A show the celebrates material diversity, conceptual complexity and visual beauty of an Euorpean master

A retrospective in collaboration with the Tate Modern in London and the Museo Reina Sofía in Madrid is among the largest ever presentations outside of Italy of artworks by the master Italian artist Alighiero Boetti (1940–1994) until now. Organized chronologically, the exhibition spans his entire career beginning with his sculptural works or objects as he preferred to call them, comprised of everyday materials including wood, cardboard and aluminum.

Working in Turin in the 1960s amidst a closely bound community of practitioners that included Giulio Paolini, Michelangelo Pistoletto, Luciano Fabro and Mario Merz, among others, he established himself as a leading artist of the Arte Povera movement. While he is often affiliated with the moment, this exhibition considers him beyond these brief years. Here are some of the highlights of the exhibition:

Installed in a dense configuration inspired by the original clustered presentation, some of the early works in ‘Alighiero Boetti: Game Plan’ convey the material experiments of the period as well as notions of measurement and chance that the artist would play with and revise.

In 1969 he began exploring notions of duality and multiplicity, order and disorder, travel and geography, and he initiated postal and map works imagining distant places. For the work Viaggi Postali, begun the summer of 1969, Boetti sent envelopes to friends, family, and fellow artists but used imaginary addresses, forwarding each returned envelope to yet another non-existent place. Boetti thus created imaginary journeys for the people he admired.

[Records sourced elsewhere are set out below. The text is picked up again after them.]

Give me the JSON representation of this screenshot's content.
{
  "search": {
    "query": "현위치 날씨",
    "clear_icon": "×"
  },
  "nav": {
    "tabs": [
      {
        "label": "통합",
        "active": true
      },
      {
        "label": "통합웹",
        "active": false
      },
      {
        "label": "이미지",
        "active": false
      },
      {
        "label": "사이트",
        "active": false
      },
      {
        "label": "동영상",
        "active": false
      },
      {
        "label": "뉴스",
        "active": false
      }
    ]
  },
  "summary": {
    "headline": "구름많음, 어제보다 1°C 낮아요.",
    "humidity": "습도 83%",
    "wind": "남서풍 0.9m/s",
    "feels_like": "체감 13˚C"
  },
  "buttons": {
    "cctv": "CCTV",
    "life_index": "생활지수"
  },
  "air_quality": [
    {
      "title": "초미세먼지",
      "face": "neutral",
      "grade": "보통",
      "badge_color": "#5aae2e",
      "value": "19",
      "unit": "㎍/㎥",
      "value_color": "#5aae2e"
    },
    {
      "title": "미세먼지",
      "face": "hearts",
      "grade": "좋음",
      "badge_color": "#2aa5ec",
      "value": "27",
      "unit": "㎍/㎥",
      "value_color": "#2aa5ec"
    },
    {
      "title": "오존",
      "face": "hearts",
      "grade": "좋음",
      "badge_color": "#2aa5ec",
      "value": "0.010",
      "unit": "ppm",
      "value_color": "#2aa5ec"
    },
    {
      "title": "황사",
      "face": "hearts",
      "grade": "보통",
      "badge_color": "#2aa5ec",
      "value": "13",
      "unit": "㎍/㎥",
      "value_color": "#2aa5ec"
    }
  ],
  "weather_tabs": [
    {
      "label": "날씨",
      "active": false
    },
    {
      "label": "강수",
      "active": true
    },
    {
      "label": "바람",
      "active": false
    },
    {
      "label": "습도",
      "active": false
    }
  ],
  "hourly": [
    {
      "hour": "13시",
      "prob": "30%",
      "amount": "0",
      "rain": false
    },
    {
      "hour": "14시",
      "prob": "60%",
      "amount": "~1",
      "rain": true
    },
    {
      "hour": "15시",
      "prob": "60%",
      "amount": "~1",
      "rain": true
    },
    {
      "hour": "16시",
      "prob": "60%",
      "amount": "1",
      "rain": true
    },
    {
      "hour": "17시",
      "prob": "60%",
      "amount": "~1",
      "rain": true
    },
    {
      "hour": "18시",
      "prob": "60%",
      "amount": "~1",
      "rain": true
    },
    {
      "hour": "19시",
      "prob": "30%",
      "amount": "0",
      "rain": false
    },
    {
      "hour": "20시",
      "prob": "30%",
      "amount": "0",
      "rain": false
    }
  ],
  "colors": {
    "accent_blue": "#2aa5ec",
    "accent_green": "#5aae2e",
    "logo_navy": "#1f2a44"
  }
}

In other conceptual, mail art-related works made throughout the 1970s, Boetti would use different stamps and arrange them in permutations on the envelopes to compose his art, and send postcards picturing a monument in his hometown from places around the world. The exhibition brings together these and other works related to travel, geography, and mapping, many of which relate to his extensive travels to Afghanistan

Another important aspect of his oeuvre is drawing, which runs as a constant throughout his work. The artist, rather than inventing, would simply bring what already exists in the world into the work; and that everything in the world is potentially useful for the artist.

In essence, the exhibition celebrates the material diversity, conceptual complexity and visual beauty of Boetti’s work, bringing together his ideas about order and disorder, non-invention, and the way in which the work addresses the whole world, travel, and time, proving him to be one of the most important and influential international artists of his generation.